The tanker sinks swiftly after multiple explosions fourteen miles outside of our international waters are reported by passing ships that witnessed the blasts. It was scuttled to avoid its identification and nationality.
The timer on the government’s estimate clicks on—if the power stays out for months or a year, upwards of 92% of the U.S. population will go extinct. And you thought that only a nuclear holocaust could cause that kind of carnage.
While the scenario above is extremely unlikely, in fact, any one of those attacks could take out the grid in an instant, the worst being an EMP, which takes out anything with electronic parts: all communications, cyberspace, electricity (including all solar panels), all automobiles manufactured after 1974, all electronics, a larger than acceptable number of weapons in the military, the whole nine yards. In approximately a month, all sixty-two nuclear power plants, some of which have more than one reactor and all spent-fuel-rod pools in the U.S. will go Fukushima after all, the generators and batteries pumping cool water over them —massive meltdowns casting nuclear contamination into the Jet Stream, water supplies and the top six inches of topsoil nationwide.
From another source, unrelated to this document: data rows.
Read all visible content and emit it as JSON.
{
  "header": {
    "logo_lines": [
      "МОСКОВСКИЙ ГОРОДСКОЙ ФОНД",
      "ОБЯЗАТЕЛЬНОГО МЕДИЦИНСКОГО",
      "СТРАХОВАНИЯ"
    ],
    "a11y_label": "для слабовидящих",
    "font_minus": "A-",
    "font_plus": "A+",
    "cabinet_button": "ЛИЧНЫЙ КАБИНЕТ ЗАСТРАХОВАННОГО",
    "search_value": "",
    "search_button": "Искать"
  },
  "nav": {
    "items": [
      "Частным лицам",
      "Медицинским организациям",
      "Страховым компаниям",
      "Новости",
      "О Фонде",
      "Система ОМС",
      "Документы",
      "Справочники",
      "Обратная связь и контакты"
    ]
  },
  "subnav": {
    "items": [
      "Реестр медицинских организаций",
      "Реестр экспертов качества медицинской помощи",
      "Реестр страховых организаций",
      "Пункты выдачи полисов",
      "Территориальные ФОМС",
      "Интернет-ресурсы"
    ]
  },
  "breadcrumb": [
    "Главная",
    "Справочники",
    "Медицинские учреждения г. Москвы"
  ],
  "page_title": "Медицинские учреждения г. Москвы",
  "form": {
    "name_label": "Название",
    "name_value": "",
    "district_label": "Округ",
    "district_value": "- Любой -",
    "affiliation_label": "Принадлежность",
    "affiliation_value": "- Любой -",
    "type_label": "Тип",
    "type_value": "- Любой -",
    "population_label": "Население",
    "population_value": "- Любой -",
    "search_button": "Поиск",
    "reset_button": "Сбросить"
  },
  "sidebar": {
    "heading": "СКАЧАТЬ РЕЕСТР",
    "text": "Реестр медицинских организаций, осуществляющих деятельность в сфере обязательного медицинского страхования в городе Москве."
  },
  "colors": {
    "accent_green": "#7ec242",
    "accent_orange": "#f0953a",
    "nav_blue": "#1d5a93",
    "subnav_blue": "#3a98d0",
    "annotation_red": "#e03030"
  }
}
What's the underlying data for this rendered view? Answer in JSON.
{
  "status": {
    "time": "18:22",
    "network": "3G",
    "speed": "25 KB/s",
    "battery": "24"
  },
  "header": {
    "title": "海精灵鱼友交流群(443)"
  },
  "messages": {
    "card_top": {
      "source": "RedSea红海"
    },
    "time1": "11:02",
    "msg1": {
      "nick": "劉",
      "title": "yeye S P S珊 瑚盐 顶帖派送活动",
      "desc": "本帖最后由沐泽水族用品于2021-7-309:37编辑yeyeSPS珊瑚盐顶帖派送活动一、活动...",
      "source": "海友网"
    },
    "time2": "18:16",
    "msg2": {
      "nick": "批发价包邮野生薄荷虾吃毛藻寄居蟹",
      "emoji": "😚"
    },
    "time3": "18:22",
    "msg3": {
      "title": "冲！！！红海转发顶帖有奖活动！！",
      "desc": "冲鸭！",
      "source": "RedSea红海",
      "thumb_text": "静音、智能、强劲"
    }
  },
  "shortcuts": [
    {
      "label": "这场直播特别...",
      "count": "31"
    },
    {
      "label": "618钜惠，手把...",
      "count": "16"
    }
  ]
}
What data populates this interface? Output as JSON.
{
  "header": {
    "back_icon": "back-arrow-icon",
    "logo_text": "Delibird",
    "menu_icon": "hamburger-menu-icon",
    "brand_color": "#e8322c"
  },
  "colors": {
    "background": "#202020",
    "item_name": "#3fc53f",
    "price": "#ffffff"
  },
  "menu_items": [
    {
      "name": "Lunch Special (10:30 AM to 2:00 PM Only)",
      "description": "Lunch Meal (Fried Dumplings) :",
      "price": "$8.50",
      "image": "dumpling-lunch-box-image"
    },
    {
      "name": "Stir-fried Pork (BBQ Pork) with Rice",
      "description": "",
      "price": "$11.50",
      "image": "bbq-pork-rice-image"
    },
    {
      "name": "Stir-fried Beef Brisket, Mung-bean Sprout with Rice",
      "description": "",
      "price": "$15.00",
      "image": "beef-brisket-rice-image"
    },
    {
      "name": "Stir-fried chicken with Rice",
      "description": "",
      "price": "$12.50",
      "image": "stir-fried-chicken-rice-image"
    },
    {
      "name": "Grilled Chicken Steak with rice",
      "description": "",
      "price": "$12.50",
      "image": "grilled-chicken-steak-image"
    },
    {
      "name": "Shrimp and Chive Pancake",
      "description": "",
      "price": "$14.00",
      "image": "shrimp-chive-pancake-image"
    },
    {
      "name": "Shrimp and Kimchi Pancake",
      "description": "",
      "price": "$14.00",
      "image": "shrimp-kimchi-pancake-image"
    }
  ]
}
Even if a reactor is offline, the nuclear fuel rods need cool water flushed over them to keep them from reaching critical temperatures. The Nuclear Regulatory Commission requires all nuclear plants to have only a one-week backup supply of diesel fuel to power their generators during an extended outage. One week. There’s no way to pump gas, so it must be siphoned out of whatever gas stations have it, and once the tanks run dry, no more deliveries.
Think it can’t happen? Consider that a single human error at an Ohio power plant took out the power to the Mid-Atlantic and the Northeastern regions of the U.S, and parts of Canada in 2003 which is also known as Northeast blackout of 2003. That pretty much sums up the fragility of an electric grid we cannot live without but that has a foundation of parts dating back to the first power interconnection ever built. We’ve been laying new technology over the old ever since, and some of the software controlling the grid is Unix-based—too easily hacked already by the Chinese, Russians and possibly Iran. It’s truly the ultimate nightmare.
Our bet is that you’ve heard about EMPs and what would happen if we were hit by two or three. We also believe that in few if any of the stories you’ve read have included the nuclear meltdown aspect of this, most likely because the government doesn’t want to cause panic or the author hadn’t thought about our nuclear plants. This is as true Armageddon for the United States of America, the most powerful nation on the planet, which, after a year, will comprise a population of 8% of what it had been before the attack.